L'inflammation est une réaction physiologique normale de l'organisme. Elle devient problématique lorsqu'elle s'installe de façon chronique et silencieuse (on parle d'inflammation de bas grade), sous l'effet cumulé d'une alimentation déséquilibrée, du stress oxydatif, de la sédentarité ou d'un sommeil insuffisant. La composition de l'assiette est l'un des leviers les plus immédiats pour agir sur ce terrain.

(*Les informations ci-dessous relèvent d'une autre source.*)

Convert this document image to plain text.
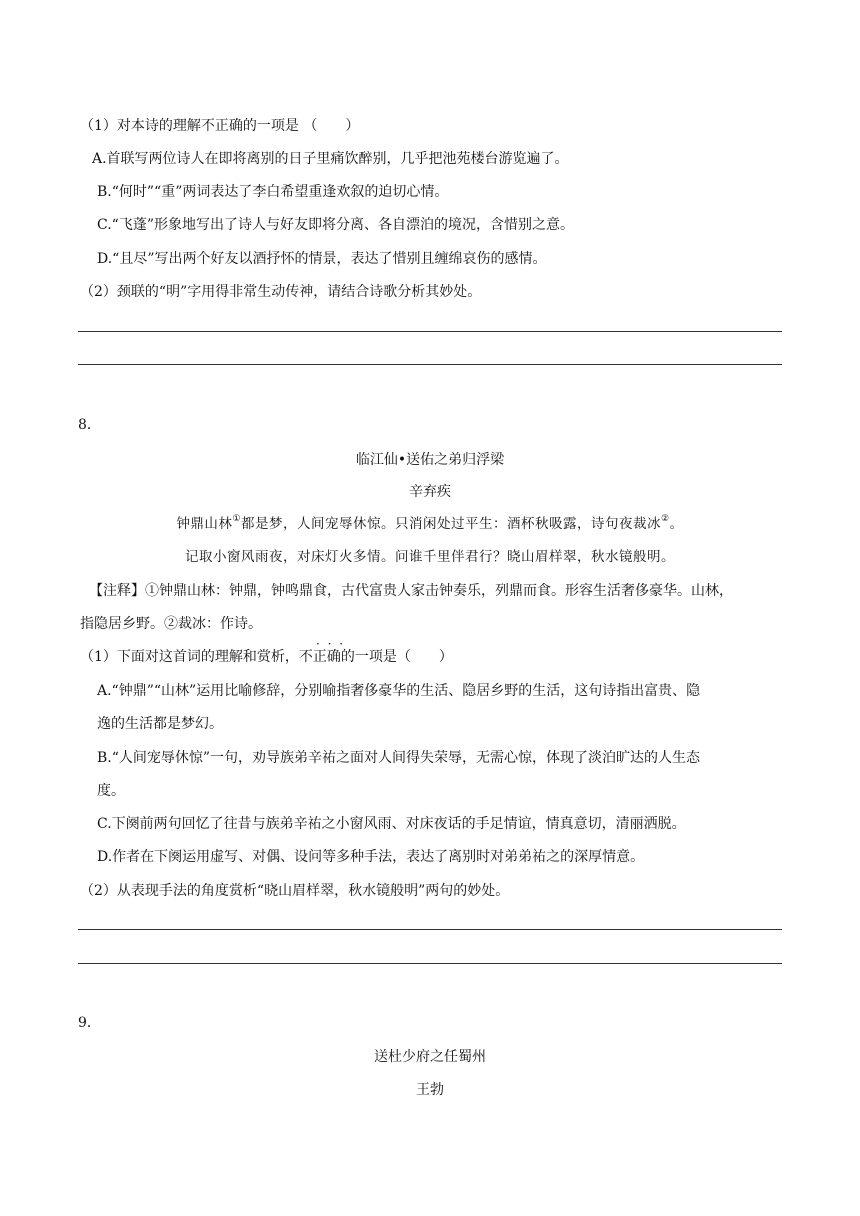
（1）对本诗的理解不正确的一项是 （　　）
A.首联写两位诗人在即将离别的日子里痛饮醉别，几乎把池苑楼台游览遍了。
B.“何时”“重”两词表达了李白希望重逢欢叙的迫切心情。
C.“飞蓬”形象地写出了诗人与好友即将分离、各自漂泊的境况，含惜别之意。
D.“且尽”写出两个好友以酒抒怀的情景，表达了惜别且缠绵哀伤的感情。
（2）颈联的“明”字用得非常生动传神，请结合诗歌分析其妙处。
8．
临江仙•送佑之弟归浮梁
辛弃疾
钟鼎山林①都是梦，人间宠辱休惊。只消闲处过平生：酒杯秋吸露，诗句夜裁冰②。
记取小窗风雨夜，对床灯火多情。问谁千里伴君行？晓山眉样翠，秋水镜般明。
【注释】①钟鼎山林：钟鼎，钟鸣鼎食，古代富贵人家击钟奏乐，列鼎而食。形容生活奢侈豪华。山林，
指隐居乡野。②裁冰：作诗。
· · ·
（1）下面对这首词的理解和赏析，不正确的一项是（　　）
A.“钟鼎”“山林”运用比喻修辞，分别喻指奢侈豪华的生活、隐居乡野的生活，这句诗指出富贵、隐
逸的生活都是梦幻。
B.“人间宠辱休惊”一句，劝导族弟辛祐之面对人间得失荣辱，无需心惊，体现了淡泊旷达的人生态
度。
C.下阕前两句回忆了往昔与族弟辛祐之小窗风雨、对床夜话的手足情谊，情真意切，清丽洒脱。
D.作者在下阕运用虚写、对偶、设问等多种手法，表达了离别时对弟弟祐之的深厚情意。
（2）从表现手法的角度赏析“晓山眉样翠，秋水镜般明”两句的妙处。
9．
送杜少府之任蜀州
王勃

Contrairement à une crise douloureuse ou à une inflammation aiguë, l'inflammation de bas grade ne donne pas de signes cliniques directs. Elle se mesure à travers des marqueurs biologiques discrets — protéine C-réactive ultra-sensible (CRP-us), interleukine-6, TNF-α — et se traduit, au fil des années, par une fragilisation du terrain métabolique. C'est précisément sur ce terrain que l'alimentation a un rôle de premier plan.
L'indice inflammatoire alimentaire (Dietary Inflammatory Index, DII) est un score scientifique développé en 2014 pour classer chaque aliment et chaque repas sur une échelle allant du plus pro-inflammatoire au plus anti-inflammatoire, en fonction de sa composition en 45 nutriments et composés bioactifs.

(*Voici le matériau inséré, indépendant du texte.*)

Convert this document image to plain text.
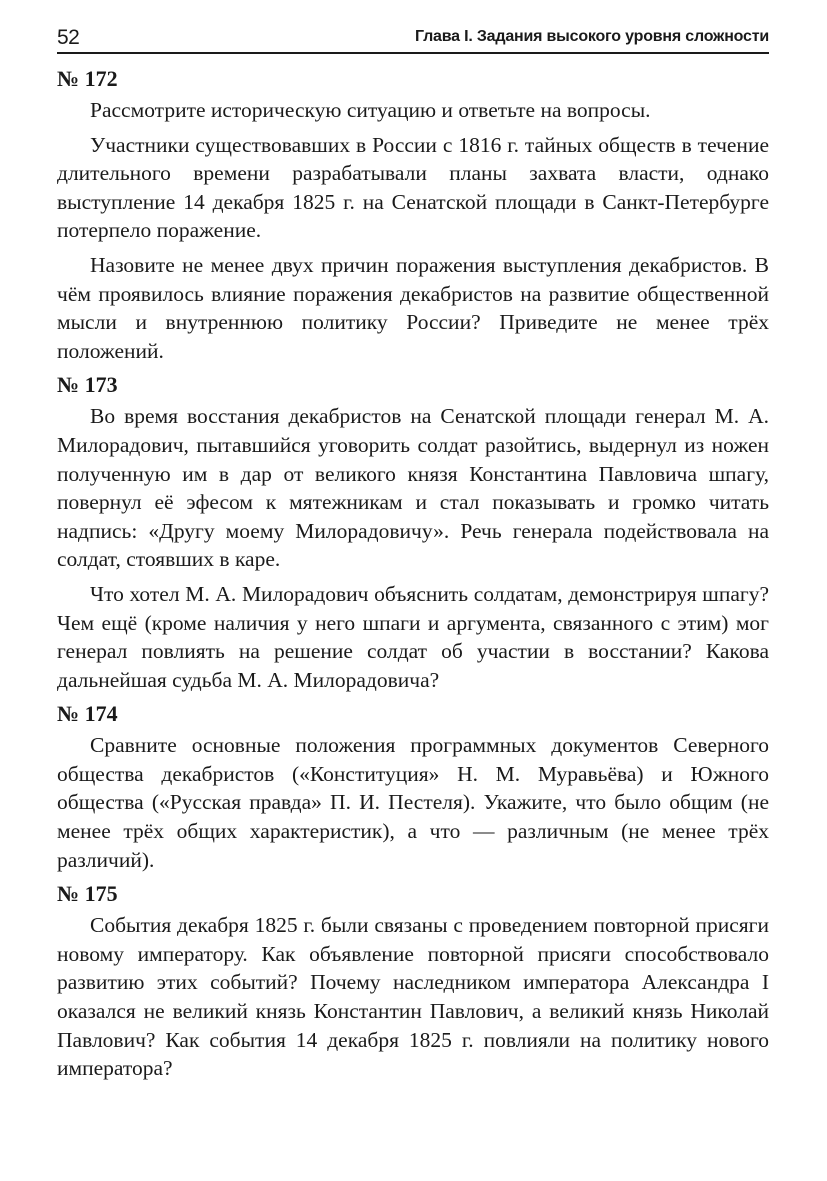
52	Глава I. Задания высокого уровня сложности
№ 172

Рассмотрите историческую ситуацию и ответьте на вопросы.

Участники существовавших в России с 1816 г. тайных обществ в течение длительного времени разрабатывали планы захвата власти, однако выступление 14 декабря 1825 г. на Сенатской площади в Санкт-Петербурге потерпело поражение.

Назовите не менее двух причин поражения выступления декабристов. В чём проявилось влияние поражения декабристов на развитие общественной мысли и внутреннюю политику России? Приведите не менее трёх положений.

№ 173

Во время восстания декабристов на Сенатской площади генерал М. А. Милорадович, пытавшийся уговорить солдат разойтись, выдернул из ножен полученную им в дар от великого князя Константина Павловича шпагу, повернул её эфесом к мятежникам и стал показывать и громко читать надпись: «Другу моему Милорадовичу». Речь генерала подействовала на солдат, стоявших в каре.

Что хотел М. А. Милорадович объяснить солдатам, демонстрируя шпагу? Чем ещё (кроме наличия у него шпаги и аргумента, связанного с этим) мог генерал повлиять на решение солдат об участии в восстании? Какова дальнейшая судьба М. А. Милорадовича?

№ 174

Сравните основные положения программных документов Северного общества декабристов («Конституция» Н. М. Муравьёва) и Южного общества («Русская правда» П. И. Пестеля). Укажите, что было общим (не менее трёх общих характеристик), а что — различным (не менее трёх различий).

№ 175

События декабря 1825 г. были связаны с проведением повторной присяги новому императору. Как объявление повторной присяги способствовало развитию этих событий? Почему наследником императора Александра I оказался не великий князь Константин Павлович, а великий князь Николай Павлович? Как события 14 декабря 1825 г. повлияли на политику нового императора?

Les scores les plus anti-inflammatoires se retrouvent chez les régimes riches en fibres, en polyphénols, en oméga-3, en magnésium et en vitamines antioxydantes. À l'inverse, les scores les plus pro-inflammatoires caractérisent les alimentations riches en sucres rapides, en graisses saturées, en viande rouge et en produits ultra-transformés.
Sans qu'il soit nécessaire de calculer son DII chaque jour, l'idée à retenir est simple : plus l'assiette est colorée, variée et brute, plus elle penche vers l'anti-inflammatoire. Et inversement, plus elle est beige, monotone et industrielle, plus elle penche vers le pro-inflammatoire.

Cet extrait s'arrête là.